E sollevare delicatamente ogni scivolo dal PBS, mantenendo le sezioni il più piatte possibile. Utilizzare due pennelli per appiattire delicatamente e allungare ogni tessuto. E usa un tovagliolo di carta per tamponare l'acqua in eccesso.
Quindi montare le sezioni con un mezzo di montaggio appropriato e sigillare ogni coperchio scivolare con smalto chiaro. Le sezioni tissutali vengono esaminate per la presenza di lesioni da materia bianca e le regioni selezionate sono macchiate per l'attività immunitaria e la deyelinazione. Nelle lesioni acute di Sceloris multipli molti di questi assoni demieliniati agiscono come bulbi di retrazione assonale che riflettono le estremità prossimali degli assoni traslitti.
La densità degli assoni transetti nelle lesioni acute supera i 11000 millimetri cubi nelle lesioni attive rispetto a soli 15 nelle regioni adiacenti di materia bianca non lesionale. Gli oligodendrociti appena generati sono presenti anche in molte lesioni croniche della SM. Questi processi si associano ma non mielitano gli assoni demielininati.
Una ricerca rappresentativa e imparziale dei cambiamenti del gene neuronale nel cortext motorio rapidamente congelato ottenuto da pazienti affetti da SM cronici, ha identificato riduzioni significative in 23 studi di credenziali del messaggero mitocondriale nucleare e codificato utilizzando l'immunocitochimica e l'ibridazione in situ ha indicato che questi geni erano altamente arricchiti nei neuroni di proiezione corticale e che i mitocondri isolati dagli assoni di proiezione mostrano una glicolisi ridotta. Il confronto dell'espressione genica neuronodica negli ippocampi mielinati e demielinizzati rivela riduzioni degli RNA messaggero neuronali, comprese le proteine coinvolte nella memoria e nell'apprendimento.
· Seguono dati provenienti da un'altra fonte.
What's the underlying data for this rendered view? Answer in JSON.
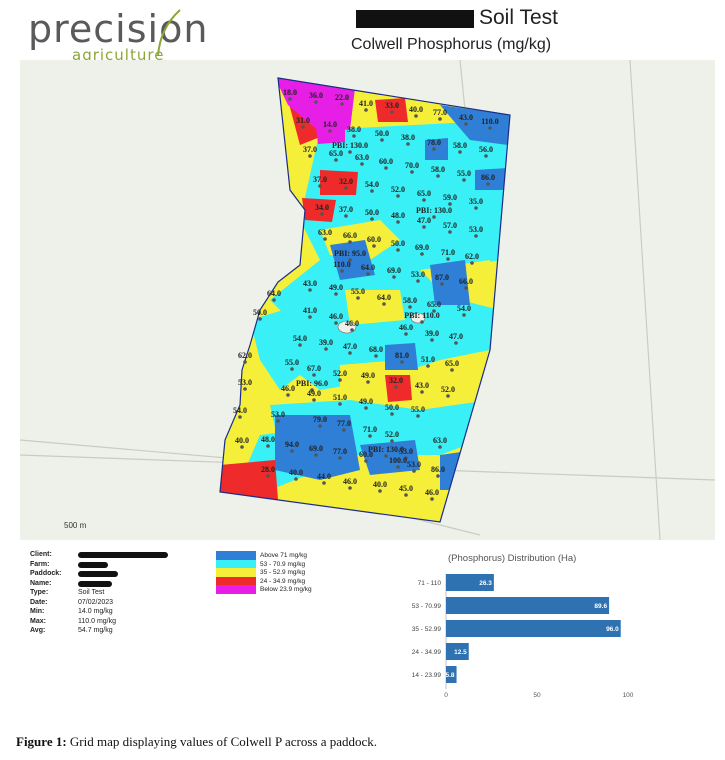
{
  "header": {
    "logo_main": "precision",
    "logo_sub": "agriculture",
    "title": "Soil Test",
    "subtitle": "Colwell Phosphorus (mg/kg)"
  },
  "map": {
    "scale_label": "500 m",
    "labels": [
      {
        "t": "18.0",
        "c": "magenta"
      },
      {
        "t": "36.0",
        "c": "magenta"
      },
      {
        "t": "22.0",
        "c": "magenta"
      },
      {
        "t": "41.0",
        "c": "yellow"
      },
      {
        "t": "33.0",
        "c": "red"
      },
      {
        "t": "40.0",
        "c": "yellow"
      },
      {
        "t": "77.0",
        "c": "blue"
      },
      {
        "t": "43.0",
        "c": "yellow"
      },
      {
        "t": "110.0",
        "c": "blue"
      },
      {
        "t": "31.0",
        "c": "red"
      },
      {
        "t": "14.0",
        "c": "magenta"
      },
      {
        "t": "38.0",
        "c": "yellow"
      },
      {
        "t": "50.0",
        "c": "yellow"
      },
      {
        "t": "38.0",
        "c": "yellow"
      },
      {
        "t": "78.0",
        "c": "blue"
      },
      {
        "t": "58.0",
        "c": "cyan"
      },
      {
        "t": "56.0",
        "c": "cyan"
      },
      {
        "t": "37.0",
        "c": "yellow"
      },
      {
        "t": "PBI: 130.0",
        "c": "cyan"
      },
      {
        "t": "65.0",
        "c": "cyan"
      },
      {
        "t": "63.0",
        "c": "cyan"
      },
      {
        "t": "60.0",
        "c": "cyan"
      },
      {
        "t": "70.0",
        "c": "cyan"
      },
      {
        "t": "58.0",
        "c": "cyan"
      },
      {
        "t": "55.0",
        "c": "cyan"
      },
      {
        "t": "86.0",
        "c": "blue"
      },
      {
        "t": "37.0",
        "c": "yellow"
      },
      {
        "t": "32.0",
        "c": "red"
      },
      {
        "t": "54.0",
        "c": "cyan"
      },
      {
        "t": "52.0",
        "c": "yellow"
      },
      {
        "t": "65.0",
        "c": "cyan"
      },
      {
        "t": "59.0",
        "c": "cyan"
      },
      {
        "t": "35.0",
        "c": "yellow"
      },
      {
        "t": "34.0",
        "c": "red"
      },
      {
        "t": "37.0",
        "c": "yellow"
      },
      {
        "t": "50.0",
        "c": "yellow"
      },
      {
        "t": "48.0",
        "c": "yellow"
      },
      {
        "t": "PBI: 130.0",
        "c": "cyan"
      },
      {
        "t": "47.0",
        "c": "yellow"
      },
      {
        "t": "57.0",
        "c": "cyan"
      },
      {
        "t": "53.0",
        "c": "cyan"
      },
      {
        "t": "63.0",
        "c": "cyan"
      },
      {
        "t": "66.0",
        "c": "cyan"
      },
      {
        "t": "60.0",
        "c": "cyan"
      },
      {
        "t": "50.0",
        "c": "yellow"
      },
      {
        "t": "69.0",
        "c": "cyan"
      },
      {
        "t": "71.0",
        "c": "blue"
      },
      {
        "t": "62.0",
        "c": "cyan"
      },
      {
        "t": "PBI: 95.0",
        "c": "blue"
      },
      {
        "t": "110.0",
        "c": "blue"
      },
      {
        "t": "64.0",
        "c": "cyan"
      },
      {
        "t": "69.0",
        "c": "cyan"
      },
      {
        "t": "53.0",
        "c": "cyan"
      },
      {
        "t": "87.0",
        "c": "blue"
      },
      {
        "t": "66.0",
        "c": "cyan"
      },
      {
        "t": "64.0",
        "c": "cyan"
      },
      {
        "t": "43.0",
        "c": "yellow"
      },
      {
        "t": "49.0",
        "c": "yellow"
      },
      {
        "t": "55.0",
        "c": "cyan"
      },
      {
        "t": "64.0",
        "c": "cyan"
      },
      {
        "t": "58.0",
        "c": "cyan"
      },
      {
        "t": "65.0",
        "c": "cyan"
      },
      {
        "t": "54.0",
        "c": "cyan"
      },
      {
        "t": "50.0",
        "c": "yellow"
      },
      {
        "t": "41.0",
        "c": "yellow"
      },
      {
        "t": "46.0",
        "c": "yellow"
      },
      {
        "t": "46.0",
        "c": "yellow"
      },
      {
        "t": "46.0",
        "c": "yellow"
      },
      {
        "t": "PBI: 110.0",
        "c": "cyan"
      },
      {
        "t": "39.0",
        "c": "yellow"
      },
      {
        "t": "54.0",
        "c": "cyan"
      },
      {
        "t": "39.0",
        "c": "yellow"
      },
      {
        "t": "47.0",
        "c": "yellow"
      },
      {
        "t": "68.0",
        "c": "cyan"
      },
      {
        "t": "81.0",
        "c": "blue"
      },
      {
        "t": "51.0",
        "c": "yellow"
      },
      {
        "t": "47.0",
        "c": "yellow"
      },
      {
        "t": "62.0",
        "c": "cyan"
      },
      {
        "t": "55.0",
        "c": "cyan"
      },
      {
        "t": "67.0",
        "c": "cyan"
      },
      {
        "t": "52.0",
        "c": "yellow"
      },
      {
        "t": "49.0",
        "c": "yellow"
      },
      {
        "t": "65.0",
        "c": "cyan"
      },
      {
        "t": "53.0",
        "c": "cyan"
      },
      {
        "t": "46.0",
        "c": "yellow"
      },
      {
        "t": "PBI: 96.0",
        "c": "cyan"
      },
      {
        "t": "49.0",
        "c": "yellow"
      },
      {
        "t": "32.0",
        "c": "red"
      },
      {
        "t": "43.0",
        "c": "yellow"
      },
      {
        "t": "52.0",
        "c": "yellow"
      },
      {
        "t": "54.0",
        "c": "cyan"
      },
      {
        "t": "51.0",
        "c": "yellow"
      },
      {
        "t": "49.0",
        "c": "yellow"
      },
      {
        "t": "50.0",
        "c": "yellow"
      },
      {
        "t": "55.0",
        "c": "cyan"
      },
      {
        "t": "53.0",
        "c": "cyan"
      },
      {
        "t": "79.0",
        "c": "blue"
      },
      {
        "t": "77.0",
        "c": "blue"
      },
      {
        "t": "71.0",
        "c": "blue"
      },
      {
        "t": "52.0",
        "c": "yellow"
      },
      {
        "t": "40.0",
        "c": "yellow"
      },
      {
        "t": "48.0",
        "c": "yellow"
      },
      {
        "t": "94.0",
        "c": "blue"
      },
      {
        "t": "69.0",
        "c": "cyan"
      },
      {
        "t": "77.0",
        "c": "blue"
      },
      {
        "t": "60.0",
        "c": "cyan"
      },
      {
        "t": "PBI: 130.0",
        "c": "blue"
      },
      {
        "t": "53.0",
        "c": "cyan"
      },
      {
        "t": "63.0",
        "c": "cyan"
      },
      {
        "t": "100.0",
        "c": "blue"
      },
      {
        "t": "53.0",
        "c": "cyan"
      },
      {
        "t": "86.0",
        "c": "blue"
      },
      {
        "t": "28.0",
        "c": "red"
      },
      {
        "t": "40.0",
        "c": "yellow"
      },
      {
        "t": "44.0",
        "c": "yellow"
      },
      {
        "t": "46.0",
        "c": "yellow"
      },
      {
        "t": "40.0",
        "c": "yellow"
      },
      {
        "t": "45.0",
        "c": "yellow"
      },
      {
        "t": "46.0",
        "c": "yellow"
      }
    ]
  },
  "info": [
    {
      "key": "Client:",
      "value": "",
      "redacted": true
    },
    {
      "key": "Farm:",
      "value": "",
      "redacted": true
    },
    {
      "key": "Paddock:",
      "value": "",
      "redacted": true
    },
    {
      "key": "Name:",
      "value": "",
      "redacted": true
    },
    {
      "key": "Type:",
      "value": "Soil Test",
      "redacted": false
    },
    {
      "key": "Date:",
      "value": "07/02/2023",
      "redacted": false
    },
    {
      "key": "Min:",
      "value": "14.0 mg/kg",
      "redacted": false
    },
    {
      "key": "Max:",
      "value": "110.0 mg/kg",
      "redacted": false
    },
    {
      "key": "Avg:",
      "value": "54.7 mg/kg",
      "redacted": false
    }
  ],
  "legend": [
    {
      "label": "Above 71 mg/kg",
      "color": "#2f7fd6"
    },
    {
      "label": "53 - 70.9 mg/kg",
      "color": "#38f0f5"
    },
    {
      "label": "35 - 52.9 mg/kg",
      "color": "#f5ef3a"
    },
    {
      "label": "24 - 34.9 mg/kg",
      "color": "#ef2a2a"
    },
    {
      "label": "Below 23.9 mg/kg",
      "color": "#e61ee6"
    }
  ],
  "chart_data": {
    "type": "bar",
    "orientation": "horizontal",
    "title": "(Phosphorus) Distribution (Ha)",
    "categories": [
      "71 - 110",
      "53 - 70.99",
      "35 - 52.99",
      "24 - 34.99",
      "14 - 23.99"
    ],
    "values": [
      26.3,
      89.6,
      96.0,
      12.5,
      5.8
    ],
    "value_labels": [
      "26.3",
      "89.6",
      "96.0",
      "12.5",
      "5.8"
    ],
    "xlim": [
      0,
      100
    ],
    "xticks": [
      0,
      50,
      100
    ],
    "bar_color": "#2f72b2",
    "grid": false
  },
  "caption": {
    "label": "Figure 1:",
    "text": " Grid map displaying values of Colwell P across a paddock."
  },
  "colors": {
    "blue": "#2f7fd6",
    "cyan": "#38f0f5",
    "yellow": "#f5ef3a",
    "red": "#ef2a2a",
    "magenta": "#e61ee6",
    "logo_green": "#8aa836"
  }
}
Inoltre, rispetto alle cortici di controllo, la perdita neuronale corticale è significativamente maggiore in una sottostima di pazienti affetti da SM che hanno demielinazione del midollo spinale e cortext cerebrale ma non della materia bianca cerebrale.
Durante la lavorazione dei tessuti, assicurarsi che quando le sezioni coronali vengono tagliate vengono tagliate in modo coerente rispetto allo spessore e all'orientamento. E che giacciono piatti quando galleggiano in un fissatore o quando congelati. Oltre all'analisi immunoistochimica, la raccolta dei tessuti congelati ci offre l'opportunità di condurre analisi genetiche e proteomiche.
Queste tecniche hanno aiutato nell'identificazione di una nuova coorte di pazienti affetti da SM con lesioni cerebrali da materia bianca sulla risonanza ma senza alcuna deyelinizzazione significativa della materia bianca. Definito MS mielocorticale.